As soon as the words were out, I realized they weren’t true.
That night on the Rainbow Bridge, I’d gotten a brief but very real sense of how much I would hate to lose Hideki, and now he faced a fate worse than death, a life robbed of humanity, spent hiding in shadows and feeding off others like a parasite, too warped to even care if I loved him.
My eyes began to sting, and I shut them automatically. Even in my imagination, the grief was too terrible.
Kozakura sighed, and I felt her thumb brush along the backs of my knuckles. “Anata,” she whispered. “I can’t imagine how bad things must be for you to even think that.”
I glanced up at her again, and she smiled back, sadly.
“The people who love us help make us who we are, and you are such a strong, compassionate man. How could that possibly be a mistake?”
Her eyes radiated such love, I lost myself in them. With her water silk hair tangled by a night spent tossing and turning, face bare of make-up, she didn’t look as graceful and composed as usual, but she was the most beautiful woman in the world, and she always had the answers. Her strength was nothing to sneer at.
Being so young, in many ways, Kozakura still didn’t know what she wanted out of life; she liked to play and travel, taking jobs that held her attention for the moment, dumping them once she got bored, refusing, in some ways, to grow up.
Sometimes, that instability gave me anxiety, but I’d promised her I wouldn’t try to make her settle down. I’d promised to support her so she could have the freedom to explore possibilities and make a decision in her own time.
If something went wrong and I had to choose between my job and helping Handa, Kozakura’s force of will might be the only thing I had to fall back on. Even though she didn’t have a degree, when she found out I’d given up my source of income to help my friend, she’d do whatever it took to pay the bills, even if that meant working two or three jobs. She was my partner for good times and bad. My rock.
I couldn’t stand the thought of my beautiful, happy-go-lucky princess overworked and low on spirits. I had to fix this problem, immediately, so all three of us could stay on track. Anything short of that was unacceptable.
“Koza.” I lifted her hand to my lips. “What would I do without you?”
“You’re a fighter,” she said, solemnly. “You’ll find your way. And I’ll always be right here waiting for you.”
A slight smile dared to scrape my lips, and I got up, bending low to kiss her forehead. “Good. Handa will be with me tonight.”
I wasn’t going to give him an option this time.
Her expression lightened as she smiled back at me. “Looking forward to it.”
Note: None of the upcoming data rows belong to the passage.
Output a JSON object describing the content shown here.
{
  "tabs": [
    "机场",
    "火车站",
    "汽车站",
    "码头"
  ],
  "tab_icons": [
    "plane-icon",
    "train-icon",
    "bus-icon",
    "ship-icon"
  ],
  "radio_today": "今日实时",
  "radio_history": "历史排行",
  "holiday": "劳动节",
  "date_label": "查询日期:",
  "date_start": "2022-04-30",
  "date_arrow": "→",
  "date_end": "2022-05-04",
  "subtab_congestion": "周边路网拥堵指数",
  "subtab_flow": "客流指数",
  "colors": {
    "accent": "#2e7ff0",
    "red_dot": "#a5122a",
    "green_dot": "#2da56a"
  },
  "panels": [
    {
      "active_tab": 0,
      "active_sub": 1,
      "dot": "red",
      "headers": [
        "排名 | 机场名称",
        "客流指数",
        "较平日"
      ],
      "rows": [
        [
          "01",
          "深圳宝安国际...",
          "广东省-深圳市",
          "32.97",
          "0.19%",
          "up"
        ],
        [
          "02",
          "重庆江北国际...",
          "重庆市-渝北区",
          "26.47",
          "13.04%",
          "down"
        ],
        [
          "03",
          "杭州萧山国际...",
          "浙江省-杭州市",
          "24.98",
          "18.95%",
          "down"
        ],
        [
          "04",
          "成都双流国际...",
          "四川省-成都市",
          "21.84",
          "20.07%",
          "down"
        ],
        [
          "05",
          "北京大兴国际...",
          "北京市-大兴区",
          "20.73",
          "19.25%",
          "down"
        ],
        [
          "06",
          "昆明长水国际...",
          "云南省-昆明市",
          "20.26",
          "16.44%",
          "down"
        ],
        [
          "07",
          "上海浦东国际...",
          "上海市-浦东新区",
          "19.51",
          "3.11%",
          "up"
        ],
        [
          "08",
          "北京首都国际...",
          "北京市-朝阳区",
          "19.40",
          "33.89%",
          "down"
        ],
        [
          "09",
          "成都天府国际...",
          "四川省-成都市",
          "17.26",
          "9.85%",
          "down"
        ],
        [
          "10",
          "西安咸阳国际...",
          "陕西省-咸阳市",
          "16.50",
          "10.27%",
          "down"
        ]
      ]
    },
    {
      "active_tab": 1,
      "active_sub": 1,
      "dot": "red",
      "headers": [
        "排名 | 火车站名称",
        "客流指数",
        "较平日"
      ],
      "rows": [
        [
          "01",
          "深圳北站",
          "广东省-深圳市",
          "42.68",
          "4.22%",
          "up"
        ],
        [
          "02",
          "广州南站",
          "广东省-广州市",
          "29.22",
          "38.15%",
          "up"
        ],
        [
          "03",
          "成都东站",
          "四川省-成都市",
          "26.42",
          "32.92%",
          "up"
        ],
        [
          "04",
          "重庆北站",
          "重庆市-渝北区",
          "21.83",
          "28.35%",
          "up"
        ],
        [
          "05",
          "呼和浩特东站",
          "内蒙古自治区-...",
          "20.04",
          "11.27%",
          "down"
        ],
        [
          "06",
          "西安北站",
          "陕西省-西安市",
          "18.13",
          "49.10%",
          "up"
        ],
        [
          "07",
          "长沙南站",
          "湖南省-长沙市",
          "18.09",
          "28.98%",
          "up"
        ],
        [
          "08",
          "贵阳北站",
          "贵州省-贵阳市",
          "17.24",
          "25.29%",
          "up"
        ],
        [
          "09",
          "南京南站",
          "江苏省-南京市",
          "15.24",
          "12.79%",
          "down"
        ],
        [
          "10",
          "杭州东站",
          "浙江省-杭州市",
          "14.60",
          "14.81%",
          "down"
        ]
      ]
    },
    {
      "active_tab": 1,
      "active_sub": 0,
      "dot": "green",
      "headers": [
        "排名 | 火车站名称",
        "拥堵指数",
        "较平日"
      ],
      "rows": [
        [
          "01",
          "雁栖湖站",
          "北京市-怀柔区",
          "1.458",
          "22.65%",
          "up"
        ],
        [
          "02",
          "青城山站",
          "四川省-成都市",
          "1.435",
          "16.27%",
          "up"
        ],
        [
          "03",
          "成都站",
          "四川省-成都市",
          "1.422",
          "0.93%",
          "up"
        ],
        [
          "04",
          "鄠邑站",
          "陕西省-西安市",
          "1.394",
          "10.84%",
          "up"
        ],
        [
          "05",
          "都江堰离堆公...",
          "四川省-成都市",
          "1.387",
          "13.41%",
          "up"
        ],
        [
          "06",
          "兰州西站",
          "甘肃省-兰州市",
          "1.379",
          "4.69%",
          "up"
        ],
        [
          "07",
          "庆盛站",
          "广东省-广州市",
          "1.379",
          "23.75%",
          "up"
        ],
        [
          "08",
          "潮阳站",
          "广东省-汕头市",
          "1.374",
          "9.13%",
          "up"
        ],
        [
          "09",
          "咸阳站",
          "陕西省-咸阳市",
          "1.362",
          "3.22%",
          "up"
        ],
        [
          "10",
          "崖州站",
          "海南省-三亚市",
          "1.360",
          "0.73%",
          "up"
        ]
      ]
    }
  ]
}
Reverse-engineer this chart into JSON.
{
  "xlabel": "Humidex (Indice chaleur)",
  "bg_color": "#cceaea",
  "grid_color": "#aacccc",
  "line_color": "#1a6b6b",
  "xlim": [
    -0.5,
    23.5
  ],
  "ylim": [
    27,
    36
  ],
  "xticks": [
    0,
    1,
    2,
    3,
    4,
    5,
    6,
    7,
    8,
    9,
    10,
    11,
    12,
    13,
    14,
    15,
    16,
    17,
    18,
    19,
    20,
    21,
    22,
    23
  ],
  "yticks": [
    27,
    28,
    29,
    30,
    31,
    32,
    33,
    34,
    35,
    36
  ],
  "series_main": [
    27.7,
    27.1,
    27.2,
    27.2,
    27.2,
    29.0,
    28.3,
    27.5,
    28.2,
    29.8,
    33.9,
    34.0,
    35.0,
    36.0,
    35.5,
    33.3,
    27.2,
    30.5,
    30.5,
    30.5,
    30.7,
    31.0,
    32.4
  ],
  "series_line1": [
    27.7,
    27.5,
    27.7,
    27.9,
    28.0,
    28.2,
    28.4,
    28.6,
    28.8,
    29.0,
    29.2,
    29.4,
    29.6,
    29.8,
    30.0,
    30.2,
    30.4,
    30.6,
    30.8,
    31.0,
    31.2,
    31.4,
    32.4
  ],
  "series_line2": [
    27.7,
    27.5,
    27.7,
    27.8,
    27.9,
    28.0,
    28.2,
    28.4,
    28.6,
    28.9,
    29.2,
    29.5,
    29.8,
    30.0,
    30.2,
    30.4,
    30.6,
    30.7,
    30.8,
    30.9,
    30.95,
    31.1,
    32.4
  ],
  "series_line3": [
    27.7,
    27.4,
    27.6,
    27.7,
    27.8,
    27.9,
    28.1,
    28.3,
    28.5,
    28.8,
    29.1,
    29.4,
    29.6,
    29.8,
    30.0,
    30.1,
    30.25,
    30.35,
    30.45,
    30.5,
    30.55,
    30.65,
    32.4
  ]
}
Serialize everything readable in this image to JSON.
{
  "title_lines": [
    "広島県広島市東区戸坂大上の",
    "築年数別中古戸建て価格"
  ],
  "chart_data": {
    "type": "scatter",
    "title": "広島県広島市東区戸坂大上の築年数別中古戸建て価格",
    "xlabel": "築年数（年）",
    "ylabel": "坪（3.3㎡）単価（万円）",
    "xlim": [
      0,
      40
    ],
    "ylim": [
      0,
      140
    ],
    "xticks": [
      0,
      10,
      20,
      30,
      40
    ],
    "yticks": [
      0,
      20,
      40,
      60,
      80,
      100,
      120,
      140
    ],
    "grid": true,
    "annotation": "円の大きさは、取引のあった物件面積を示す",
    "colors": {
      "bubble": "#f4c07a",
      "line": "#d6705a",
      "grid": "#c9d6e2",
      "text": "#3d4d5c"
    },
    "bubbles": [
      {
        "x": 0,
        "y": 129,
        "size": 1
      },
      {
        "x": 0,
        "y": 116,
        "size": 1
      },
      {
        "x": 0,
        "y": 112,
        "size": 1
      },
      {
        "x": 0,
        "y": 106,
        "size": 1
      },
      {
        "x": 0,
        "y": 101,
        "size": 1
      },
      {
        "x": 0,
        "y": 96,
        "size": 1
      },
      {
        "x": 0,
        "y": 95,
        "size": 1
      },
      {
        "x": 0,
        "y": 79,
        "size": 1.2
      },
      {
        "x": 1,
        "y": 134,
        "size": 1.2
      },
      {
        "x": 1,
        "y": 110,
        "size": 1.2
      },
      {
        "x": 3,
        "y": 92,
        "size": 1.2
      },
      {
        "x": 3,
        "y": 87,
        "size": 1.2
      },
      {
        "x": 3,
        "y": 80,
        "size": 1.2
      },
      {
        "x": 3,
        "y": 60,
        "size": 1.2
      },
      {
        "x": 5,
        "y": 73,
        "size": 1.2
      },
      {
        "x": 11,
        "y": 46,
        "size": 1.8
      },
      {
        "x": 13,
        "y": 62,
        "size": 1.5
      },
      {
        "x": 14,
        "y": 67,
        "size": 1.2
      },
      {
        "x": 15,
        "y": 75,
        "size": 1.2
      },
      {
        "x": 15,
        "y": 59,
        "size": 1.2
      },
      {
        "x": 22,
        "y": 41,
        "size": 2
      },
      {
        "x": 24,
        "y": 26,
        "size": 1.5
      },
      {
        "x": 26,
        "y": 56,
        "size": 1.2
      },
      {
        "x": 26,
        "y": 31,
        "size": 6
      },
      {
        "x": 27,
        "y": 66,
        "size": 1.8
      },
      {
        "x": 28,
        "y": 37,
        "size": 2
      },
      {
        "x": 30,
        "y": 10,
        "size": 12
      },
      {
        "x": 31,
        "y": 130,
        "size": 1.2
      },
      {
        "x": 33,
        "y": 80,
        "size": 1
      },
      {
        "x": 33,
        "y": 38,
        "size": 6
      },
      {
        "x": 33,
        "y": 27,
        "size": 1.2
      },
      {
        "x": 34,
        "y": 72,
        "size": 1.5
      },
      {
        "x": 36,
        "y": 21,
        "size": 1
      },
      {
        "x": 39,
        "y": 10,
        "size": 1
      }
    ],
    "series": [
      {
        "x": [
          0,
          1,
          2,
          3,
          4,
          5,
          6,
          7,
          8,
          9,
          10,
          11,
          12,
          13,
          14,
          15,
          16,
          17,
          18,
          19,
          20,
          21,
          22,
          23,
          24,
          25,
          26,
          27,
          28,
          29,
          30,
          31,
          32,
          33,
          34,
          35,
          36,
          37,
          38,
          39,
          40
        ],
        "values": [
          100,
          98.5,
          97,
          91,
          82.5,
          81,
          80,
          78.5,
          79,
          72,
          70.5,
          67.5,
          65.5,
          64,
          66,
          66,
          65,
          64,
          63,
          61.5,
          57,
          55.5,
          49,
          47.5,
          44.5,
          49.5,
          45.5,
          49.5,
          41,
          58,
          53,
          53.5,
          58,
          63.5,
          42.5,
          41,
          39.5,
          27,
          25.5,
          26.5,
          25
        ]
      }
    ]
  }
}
For a moment, we just beamed at each other, and I wished he could see how much she cared about him.
Back when we were dating, she’d been so hospitable and kind to him, not much time had passed before he’d gone from shooting her wary, stray dog scowls to teasing and joking with her like they’d been friends forever. Kozakura hadn’t batted an eye when I’d told her Hideki was in love with me; instead, she’d tried to coach me on how to navigate not only the circumstances, but my feelings too, and she continued to treat him like a brother-in-law out of her respect for my affection toward him.
I’d been happy that the two people I cared about most got along. In fact, I would have loved for those days to last forever.